Sinn Féin intends to keep information on the voting intentions of individuals on their controversial Abú database for up to 10 years, an Oireachtas committee has heard.
Senior Sinn Féin TD Eoin Ó Broin took questions on the database from members of the committee amid criticism that the party did not send their general secretary to the meeting.
Senior officials from the other main parties attended the meeting which was held as part of pre-legislative scrutiny of the Electoral Reform Bill.
The Data Protection Commission (DPC) is to conduct an audit of how all political parties hold data on voters. Deputy commissioner Graham Doyle confirmed the audit in a statement on Thursday. “I can confirm that we have written to all political parties to announce that we will be conducting a data protection audit of each political party in the State, ” he said.
It comes after questions were raised about Sinn Féin’s Abú system.
Sinn Féin has denied mining social media for information on voters to add to the database as is suggested in what Mr Ó Broin has described as a badly worded training manual. He repeated those assertions on Thursday.
However, the party does add an assessment of voting intentions which Mr Ó Broin suggested is similar to practices by other parties.
He said the party does not use the electoral register for anything other than electoral purposes but uses it alongside door-to-door canvassing to identify their vote and to get supporters out on polling day.
He said it was a “really important tool whether you do it with a paper and pen and you hold the information in a biscuit tin” or “whether you have a centrally provided facility as we do”.
The other political parties say they have no similar central databases that record voter intention.
Sinn Féin did not have a registered data protection officer (DPO) in place nor had it made a data protection impact assessment (DPIA) when Abú was set up in 2019.
Mr Ó Broin said the party always had an unregistered data protection compliance officer but said these issues were oversights that were rectified in recent weeks.
Fianna Fáil TD Paul McAuliffe challenged Mr Ó Broin on the combining of the elector register, which has the names and addresses of people who have signed up to vote, with the marked register which records if they voted in the last election and how Sinn Féin holds this centrally for more than one constituency.
Mr Ó Broin insisted the information was “tightly controlled” in terms of who has access.
Mr McAuliffe said he believes combining the registers without a DPO or DPIA is a breach of data protection law and said the data “should be deleted”.
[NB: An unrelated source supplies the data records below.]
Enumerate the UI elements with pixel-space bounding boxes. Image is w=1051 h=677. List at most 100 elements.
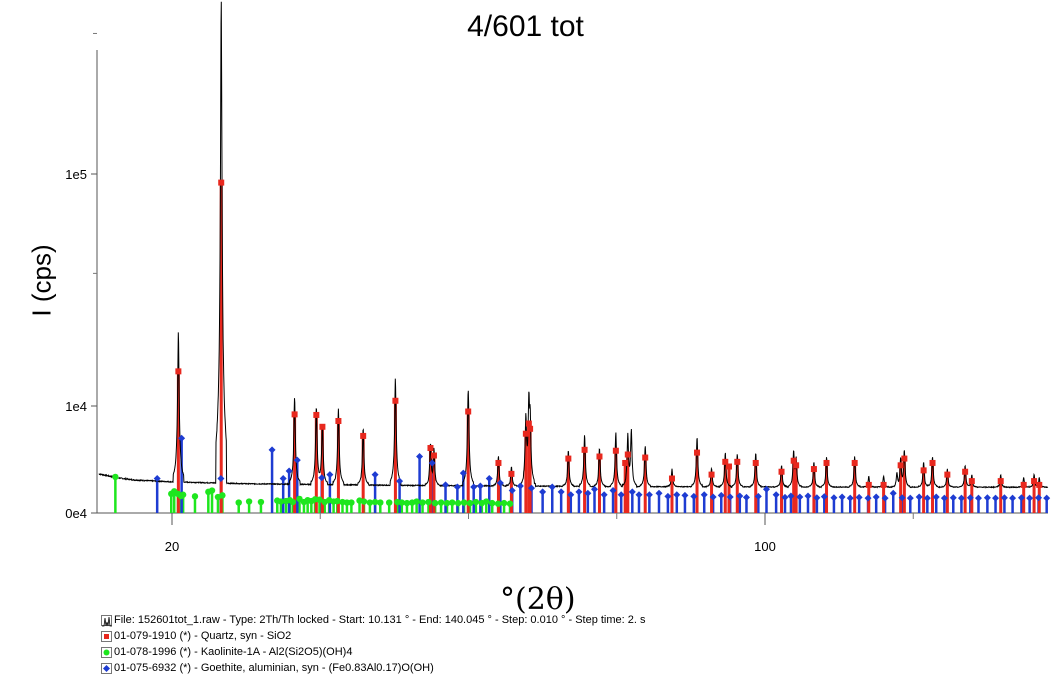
phase-stick <box>593 489 596 513</box>
phase-markers <box>112 179 1051 507</box>
phase-stick <box>247 501 251 513</box>
phase-stick <box>284 501 288 513</box>
quartz-marker <box>880 481 887 488</box>
phase-stick <box>675 494 679 513</box>
goethite-marker <box>453 483 461 491</box>
phase-stick <box>1032 481 1036 513</box>
phase-stick <box>986 497 989 513</box>
phase-stick <box>902 458 906 513</box>
goethite-marker <box>983 494 991 502</box>
phase-stick <box>602 494 606 513</box>
goethite-marker <box>830 494 838 502</box>
phase-stick <box>727 466 731 513</box>
phase-stick <box>361 435 365 513</box>
quartz-marker <box>865 481 872 488</box>
quartz-marker <box>944 471 951 478</box>
x-tick-label: 20 <box>165 539 179 554</box>
quartz-marker <box>642 454 649 461</box>
phase-stick <box>237 502 240 513</box>
quartz-marker <box>291 411 298 418</box>
red-square-marker-icon <box>101 630 112 642</box>
y-tick-label: 1e4 <box>65 399 87 414</box>
goethite-marker <box>575 488 583 496</box>
kaolinite-marker <box>348 499 355 506</box>
goethite-marker <box>906 494 914 502</box>
phase-stick <box>114 476 117 513</box>
phase-stick <box>960 498 963 513</box>
phase-stick <box>945 474 949 513</box>
kaolinite-marker <box>489 499 496 507</box>
quartz-marker <box>430 452 437 459</box>
phase-stick <box>815 497 819 513</box>
phase-stick <box>806 495 810 513</box>
kaolinite-marker <box>296 495 303 503</box>
goethite-marker <box>416 453 424 461</box>
goethite-marker <box>459 469 467 477</box>
quartz-marker <box>612 447 619 454</box>
phase-stick <box>765 489 768 513</box>
kaolinite-marker <box>360 498 368 505</box>
goethite-marker <box>153 475 161 483</box>
goethite-marker <box>428 459 436 467</box>
phase-stick <box>306 500 309 513</box>
phase-stick <box>468 503 472 513</box>
phase-stick <box>1020 497 1023 513</box>
phase-stick <box>485 501 488 513</box>
goethite-marker <box>915 493 923 501</box>
goethite-marker <box>957 494 965 502</box>
phase-stick <box>738 495 742 513</box>
goethite-marker <box>396 477 404 485</box>
legend-item-quartz: 01-079-1910 (*) - Quartz, syn - SiO2 <box>101 628 646 644</box>
goethite-marker <box>940 494 948 502</box>
phase-stick <box>559 491 563 513</box>
quartz-marker <box>920 467 927 474</box>
phase-stick <box>445 503 449 513</box>
quartz-marker <box>495 459 502 466</box>
goethite-marker <box>1009 494 1017 502</box>
quartz-marker <box>778 468 785 475</box>
phase-stick <box>683 495 687 513</box>
kaolinite-marker <box>398 499 405 506</box>
phase-stick <box>774 494 778 513</box>
phase-stick <box>1028 498 1031 513</box>
goethite-marker <box>557 488 565 496</box>
phase-stick <box>524 433 528 513</box>
quartz-marker <box>218 179 225 186</box>
phase-stick <box>328 474 332 513</box>
phase-stick <box>963 471 967 513</box>
goethite-marker <box>496 479 504 487</box>
phase-stick <box>466 411 470 513</box>
goethite-marker <box>600 491 608 499</box>
kaolinite-marker <box>483 498 490 505</box>
goethite-marker <box>217 475 225 483</box>
phase-stick <box>583 449 587 513</box>
x-axis-title: °(2θ) <box>500 582 576 617</box>
phase-stick <box>874 497 878 513</box>
quartz-marker <box>581 446 588 453</box>
phase-stick <box>172 491 176 513</box>
phase-stick <box>541 491 544 513</box>
goethite-marker <box>645 491 653 499</box>
quartz-marker <box>725 463 732 470</box>
quartz-marker <box>694 449 701 456</box>
goethite-marker <box>371 471 379 479</box>
quartz-marker <box>790 457 797 464</box>
quartz-marker <box>810 466 817 473</box>
phase-stick <box>792 460 796 513</box>
legend-label-quartz: 01-079-1910 (*) - Quartz, syn - SiO2 <box>114 630 292 642</box>
phase-stick <box>666 496 670 513</box>
phase-stick <box>783 497 787 513</box>
goethite-marker <box>591 485 599 493</box>
goethite-marker <box>754 492 762 500</box>
phase-stick <box>848 498 852 513</box>
phase-stick <box>977 498 980 513</box>
phase-stick <box>823 496 826 513</box>
legend: File: 152601tot_1.raw - Type: 2Th/Th loc… <box>101 612 646 676</box>
phase-stick <box>474 502 478 513</box>
phase-stick <box>293 414 297 513</box>
kaolinite-marker <box>235 499 242 506</box>
quartz-marker <box>392 397 399 404</box>
kaolinite-marker <box>472 498 480 506</box>
phase-stick <box>480 503 484 513</box>
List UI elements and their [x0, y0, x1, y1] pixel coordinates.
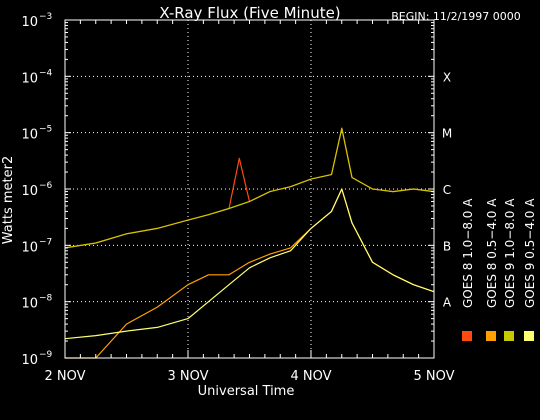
x-axis-label: Universal Time — [198, 384, 295, 399]
axis-ticks: 10 −910 −810 −710 −610 −510 −410 −32 NOV 3 NOV 4 … — [21, 12, 454, 384]
legend-swatch — [486, 331, 496, 341]
y-tick-label: 10 — [21, 297, 38, 312]
y-tick-label: 10 — [21, 128, 38, 143]
legend-swatch — [504, 331, 514, 341]
legend-label: GOES 9 0.5−4.0 A — [523, 198, 537, 308]
y-tick-exponent: −3 — [39, 12, 52, 22]
begin-date-label: BEGIN: 11/2/1997 0000 — [391, 10, 521, 23]
series-line-3 — [64, 127, 435, 249]
y-tick-exponent: −9 — [39, 350, 53, 360]
series-group — [64, 127, 435, 359]
y-tick-label: 10 — [21, 353, 38, 368]
legend: GOES 8 1.0−8.0 A GOES 8 0.5−4.0 A GOES 9 1… — [461, 198, 537, 341]
legend-swatch — [524, 331, 534, 341]
y-tick-label: 10 — [21, 184, 38, 199]
y-tick-exponent: −4 — [39, 68, 53, 78]
y-tick-label: 10 — [21, 15, 38, 30]
y-tick-label: 10 — [21, 71, 38, 86]
legend-swatch — [462, 331, 472, 341]
flare-class-label: B — [443, 239, 451, 253]
x-tick-label: 3 NOV — [167, 369, 208, 384]
chart-title: X-Ray Flux (Five Minute) — [159, 4, 340, 22]
flare-class-label: A — [443, 296, 452, 310]
series-line-4 — [64, 188, 435, 340]
y-tick-exponent: −7 — [39, 237, 52, 247]
flare-class-label: M — [442, 127, 452, 141]
flare-class-label: C — [443, 183, 451, 197]
flare-class-label: X — [443, 70, 451, 84]
legend-label: GOES 9 1.0−8.0 A — [503, 198, 517, 308]
x-tick-label: 2 NOV — [44, 369, 85, 384]
y-tick-exponent: −5 — [39, 125, 52, 135]
grid — [65, 20, 434, 358]
y-tick-exponent: −6 — [39, 181, 53, 191]
y-tick-label: 10 — [21, 240, 38, 255]
legend-label: GOES 8 0.5−4.0 A — [485, 198, 499, 308]
y-axis-label: Watts meter2 — [1, 156, 16, 244]
x-tick-label: 4 NOV — [290, 369, 331, 384]
y-tick-exponent: −8 — [39, 294, 53, 304]
x-tick-label: 5 NOV — [413, 369, 454, 384]
legend-label: GOES 8 1.0−8.0 A — [461, 198, 475, 308]
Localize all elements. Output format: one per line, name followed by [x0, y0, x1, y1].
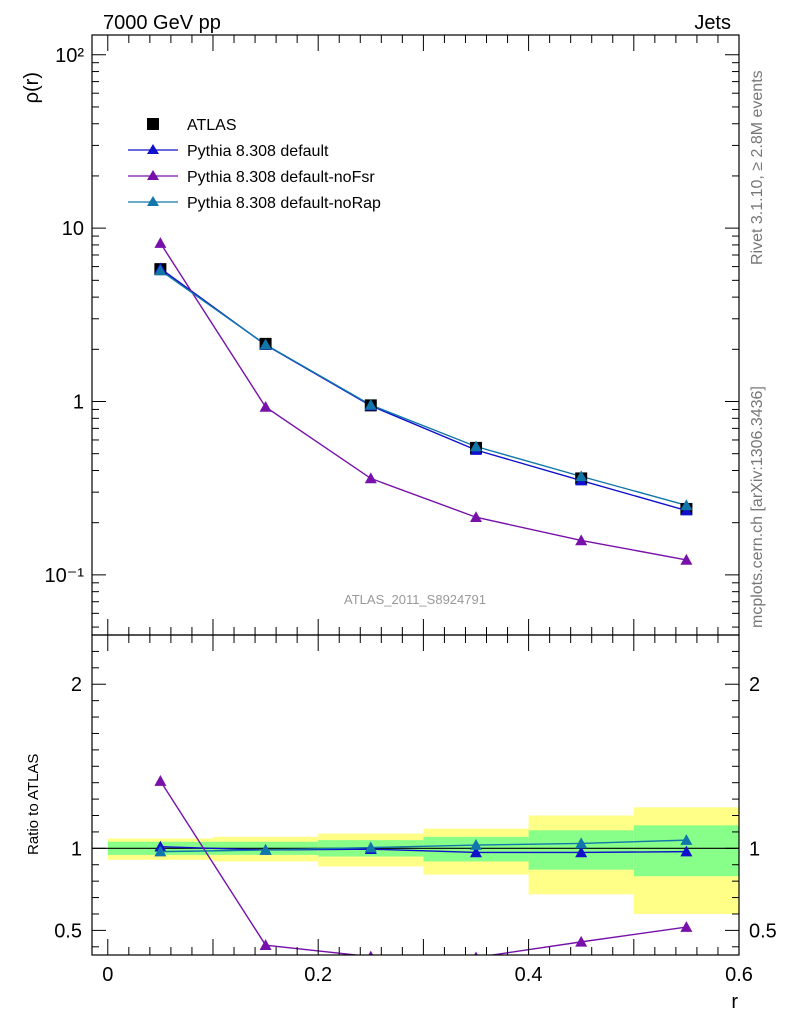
tick-labels: 10² 10 1 10⁻¹ 2 2 1 1 0.5 0.5 0 0.2 0.4 0.6 — [45, 45, 777, 986]
top-marker-noRap — [364, 398, 377, 410]
ratio-marker-default — [575, 846, 588, 858]
ratio-marker-noRap — [575, 837, 588, 849]
uncertainty-bands — [92, 807, 739, 914]
top-marker-noRap — [154, 264, 167, 276]
top-y-tick-label: 10⁻¹ — [45, 565, 85, 587]
ratio-y-axis-label: Ratio to ATLAS — [25, 754, 42, 855]
ratio-marker-noRap — [364, 841, 377, 853]
legend-marker-atlas — [147, 118, 159, 130]
mcplots-label: mcplots.cern.ch [arXiv:1306.3436] — [749, 386, 766, 628]
legend: ATLAS Pythia 8.308 default Pythia 8.308 … — [128, 117, 381, 212]
ratio-marker-noRap — [469, 839, 482, 850]
x-axis-label: r — [731, 991, 738, 1013]
ratio-marker-noRap — [154, 845, 167, 857]
x-tick-label: 0.6 — [725, 964, 753, 986]
analysis-watermark: ATLAS_2011_S8924791 — [344, 592, 486, 607]
ratio-line-noFsr — [159, 780, 687, 955]
top-y-tick-label: 1 — [73, 392, 84, 414]
top-marker-noFsr — [364, 472, 377, 484]
top-line-noFsr — [159, 242, 687, 561]
top-marker-noRap — [259, 338, 272, 350]
rivet-version-label: Rivet 3.1.10, ≥ 2.8M events — [749, 70, 766, 265]
ratio-marker-noRap — [259, 843, 272, 855]
header-energy-label: 7000 GeV pp — [103, 12, 221, 34]
legend-marker-nofsr — [147, 170, 159, 180]
top-marker-noFsr — [575, 534, 588, 546]
legend-label-norap: Pythia 8.308 default-noRap — [187, 195, 381, 212]
ratio-panel-series — [154, 775, 693, 955]
ratio-marker-noFsr — [154, 775, 167, 786]
ratio-marker-noFsr — [368, 950, 374, 955]
top-marker-noFsr — [469, 511, 482, 523]
top-marker-noFsr — [154, 237, 167, 248]
legend-marker-default — [147, 144, 159, 154]
ratio-y-tick-label-left: 1 — [71, 838, 82, 860]
x-tick-label: 0 — [102, 964, 113, 986]
ratio-y-tick-label-left: 0.5 — [54, 920, 82, 942]
ratio-y-tick-label-right: 2 — [749, 674, 760, 696]
axis-ticks — [92, 35, 740, 955]
top-line-noRap — [159, 269, 687, 506]
top-y-tick-label: 10 — [62, 218, 84, 240]
legend-label-default: Pythia 8.308 default — [187, 143, 329, 160]
top-marker-noRap — [680, 499, 693, 511]
ratio-marker-noFsr — [474, 951, 478, 955]
top-panel-series — [154, 237, 693, 565]
ratio-marker-noFsr — [575, 935, 588, 947]
ratio-marker-default — [680, 845, 693, 857]
top-marker-noRap — [575, 470, 588, 482]
top-y-tick-label: 10² — [55, 45, 84, 67]
ratio-y-tick-label-left: 2 — [71, 674, 82, 696]
top-marker-noFsr — [259, 400, 272, 412]
top-line-default — [159, 267, 687, 512]
x-tick-label: 0.2 — [304, 964, 332, 986]
top-marker-noFsr — [680, 553, 693, 565]
ratio-y-tick-label-right: 1 — [749, 838, 760, 860]
ratio-marker-default — [469, 846, 482, 858]
ratio-y-tick-label-right: 0.5 — [749, 920, 777, 942]
header-jets-label: Jets — [694, 12, 731, 34]
ratio-line-default — [160, 845, 687, 854]
top-marker-noRap — [469, 440, 482, 452]
ratio-marker-noFsr — [680, 921, 693, 932]
top-y-axis-label: ρ(r) — [21, 72, 43, 103]
legend-label-nofsr: Pythia 8.308 default-noFsr — [187, 169, 375, 186]
ratio-marker-noRap — [680, 834, 693, 845]
x-tick-label: 0.4 — [515, 964, 543, 986]
legend-label-atlas: ATLAS — [187, 117, 237, 134]
ratio-line-noRap — [160, 839, 687, 853]
ratio-marker-noFsr — [259, 939, 272, 950]
ratio-panel-frame — [91, 634, 740, 956]
legend-marker-norap — [147, 196, 159, 206]
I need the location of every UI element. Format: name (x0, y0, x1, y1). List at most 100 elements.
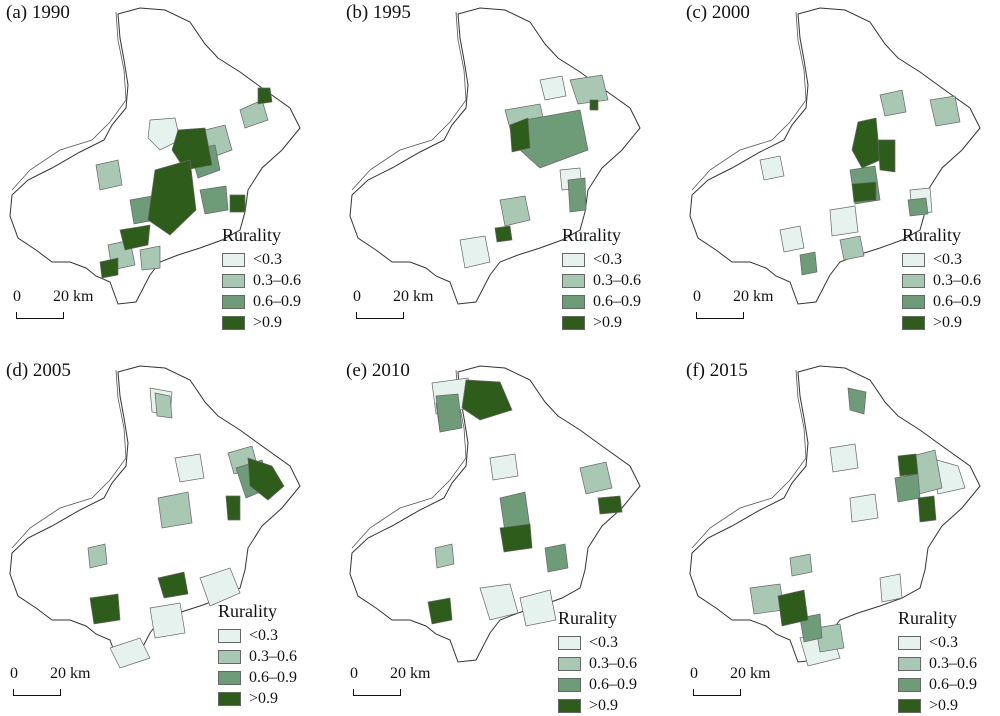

Fine Gael Senator Mary Seery-Kearney asked if a Sinn Féin DPIA covers the use of both electoral registers in the Abú system.
Mr Ó Broin said Sinn Féin believed all of the information on Abú was “fully compliant” with the Data Protection Act 2018.
He added: “As you know the Data Protection Commissioner is engaging extensively with our party at present.
“And if that office has any concerns that office will let us know and we will address those.”
Social Democrats TD Cian O’Callaghan asked how long Sinn Féin was storing canvass information on voter intentions on its database.
Mr Ó Broin said this was “simple information” on whether people intend to vote for Sinn Féin and it is kept for “two electoral cycles” or 10 years.
Mr O’Callaghan asked representatives of other parties if their candidates hold information on the voting intention of individual voters.
Fianna Fáil assistant general secretary Darragh McShea, Fine Gael general secretary John Carroll and Green Party general secretary Maura Rose McMahon said their individual public representatives would hold such information but they are given training on data protection.
Social Democrats general secretary Brian Sheehan said its candidates did not collect individuals’ voting intentions but do compile aggregate information not linked to a person’s details.
He said: “I’m not quite sure that voters would like the idea that political parties are storing their voting intentions expressed in a conversation at the door.
“We don’t retain that and any aggregated information is not retained after the elections.”
Mr Ó Broin argued that “one of the problems of not having the kind of system that Sinn Féin has developed” is that other parties “can’t actually confirm whether or not all of their individual candidates are fully compliant”.
He claimed data protection compliance is “much easier for us to manage”.
Fine Gael Senator John Cummins joined others in criticising Sinn Féin’s decision to have Mr Ó Broin represent them rather than the party’s acting general secretary Ken O’Connell claiming it was an “affront” to the committee.
Mr Ó Broin said the invitation said that the general secretary could nominate someone to attend. He said he was a member of the party leadership though confirmed he was not on the Ard Comhairle.
Mr Cummins asked him to outline the cost of the Abú system and whether its development had been funded with money from the US or Northern Ireland.
Mr Ó Broin said he would provide the committee with the cost in writing and insisted it was funded by Sinn Féin in the South.